Pandas Tutorial- Data cleaning
Cleaning Data in Python
When working with real-world data, it is common to encounter messy or incomplete data that needs to be cleaned before analysis. Here are 5 common techniques in Python for cleaning and preparing data for analysis:
1. Filtering Out Missing Data
You can filter out missing data using None
values or np.nan
values (for NumPy arrays).
# Filter missing values from a list
clean_list = [x for x in data if x is not None]

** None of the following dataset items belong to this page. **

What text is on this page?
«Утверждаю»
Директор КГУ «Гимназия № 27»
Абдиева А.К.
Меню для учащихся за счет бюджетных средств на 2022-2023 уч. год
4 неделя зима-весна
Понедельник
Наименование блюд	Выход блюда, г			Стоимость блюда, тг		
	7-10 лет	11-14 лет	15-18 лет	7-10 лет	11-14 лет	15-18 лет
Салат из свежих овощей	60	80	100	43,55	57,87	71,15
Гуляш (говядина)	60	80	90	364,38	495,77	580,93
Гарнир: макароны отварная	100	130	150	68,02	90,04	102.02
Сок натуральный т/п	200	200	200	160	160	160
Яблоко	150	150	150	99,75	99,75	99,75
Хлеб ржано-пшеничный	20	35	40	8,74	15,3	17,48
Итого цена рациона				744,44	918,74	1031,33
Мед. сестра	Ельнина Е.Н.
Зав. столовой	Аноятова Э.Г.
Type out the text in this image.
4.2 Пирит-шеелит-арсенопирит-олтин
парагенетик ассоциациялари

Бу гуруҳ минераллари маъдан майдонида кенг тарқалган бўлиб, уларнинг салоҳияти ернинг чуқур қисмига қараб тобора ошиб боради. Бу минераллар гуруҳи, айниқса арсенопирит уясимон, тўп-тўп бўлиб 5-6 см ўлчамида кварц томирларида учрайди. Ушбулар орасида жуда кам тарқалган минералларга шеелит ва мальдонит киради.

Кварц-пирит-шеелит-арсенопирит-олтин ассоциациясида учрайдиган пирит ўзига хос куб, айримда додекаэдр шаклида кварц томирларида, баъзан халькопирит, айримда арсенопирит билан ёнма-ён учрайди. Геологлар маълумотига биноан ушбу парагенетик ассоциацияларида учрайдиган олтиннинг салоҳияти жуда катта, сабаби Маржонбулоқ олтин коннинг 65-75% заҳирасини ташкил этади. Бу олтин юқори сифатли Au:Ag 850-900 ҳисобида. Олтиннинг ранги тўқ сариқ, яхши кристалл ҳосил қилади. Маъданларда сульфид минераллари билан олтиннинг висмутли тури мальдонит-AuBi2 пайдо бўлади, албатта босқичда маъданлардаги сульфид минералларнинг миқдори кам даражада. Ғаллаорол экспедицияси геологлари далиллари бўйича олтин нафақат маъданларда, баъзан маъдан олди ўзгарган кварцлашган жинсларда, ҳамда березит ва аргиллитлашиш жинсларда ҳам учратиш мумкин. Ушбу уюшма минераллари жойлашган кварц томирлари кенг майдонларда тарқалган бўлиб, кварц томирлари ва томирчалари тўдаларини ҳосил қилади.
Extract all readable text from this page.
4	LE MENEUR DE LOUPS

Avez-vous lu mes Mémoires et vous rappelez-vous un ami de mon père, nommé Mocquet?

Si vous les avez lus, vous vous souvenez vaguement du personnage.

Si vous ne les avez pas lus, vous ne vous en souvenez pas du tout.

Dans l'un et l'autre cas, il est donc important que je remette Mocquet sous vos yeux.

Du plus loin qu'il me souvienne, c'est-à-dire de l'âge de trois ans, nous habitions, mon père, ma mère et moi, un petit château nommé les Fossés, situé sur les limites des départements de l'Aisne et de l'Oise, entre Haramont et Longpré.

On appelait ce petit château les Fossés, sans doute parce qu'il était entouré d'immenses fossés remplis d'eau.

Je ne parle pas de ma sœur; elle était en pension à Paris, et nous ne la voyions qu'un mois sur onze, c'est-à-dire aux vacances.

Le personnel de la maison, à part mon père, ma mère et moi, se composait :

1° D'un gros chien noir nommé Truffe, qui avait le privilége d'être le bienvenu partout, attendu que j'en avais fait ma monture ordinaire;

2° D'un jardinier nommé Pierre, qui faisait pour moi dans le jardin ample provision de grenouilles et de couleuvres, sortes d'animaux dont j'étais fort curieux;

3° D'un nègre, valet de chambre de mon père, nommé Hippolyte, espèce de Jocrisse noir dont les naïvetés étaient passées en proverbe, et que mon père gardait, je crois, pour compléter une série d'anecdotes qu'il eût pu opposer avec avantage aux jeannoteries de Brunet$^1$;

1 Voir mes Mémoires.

# Filter NaN values from NumPy array
import numpy as np
clean_array = data[np.isfinite(data)]
2. Filling In Missing Data
For simple cases, you can set a fill value manually. NumPy provides convenient fill methods like fillna()
.
# Fill missing values with a set value
clean_list = [x if x is not None else 0 for x in data]
# Fill NaN values with mean of column
clean_array = np.nansum(data, axis=0)
3. Removing Duplicates
Convert data to a set to remove duplicates. For sequences, use dictionary mappings.
# Remove duplicates from list
clean_list = list(set(data))
# Remove duplicates from list while preserving order
clean_list = list(dict.fromkeys(data))
4. Transforming Data Using a Function or Mapping
Use Python's map()
to apply a function or mapping to transform data.
# Apply function to all values
clean_data = list(map(function, data))
# Apply mapping to convert values
mapping = {1: 'A', 2: 'B'}
clean_data = list(map(mapping.get, data))
5. Replacing Values
Use Python's replace() method on strings or NumPy's replace() method on arrays.
# Replace a value in a list of strings
clean_data = [x.replace('-1', 'Unknown') for x in data]
# Replace values in NumPy array
np.where(data == -1, 'Unknown', data)
These are just a few common techniques for getting messy data ready for analysis in Python. The key is finding the right tools for your specific data cleaning tasks.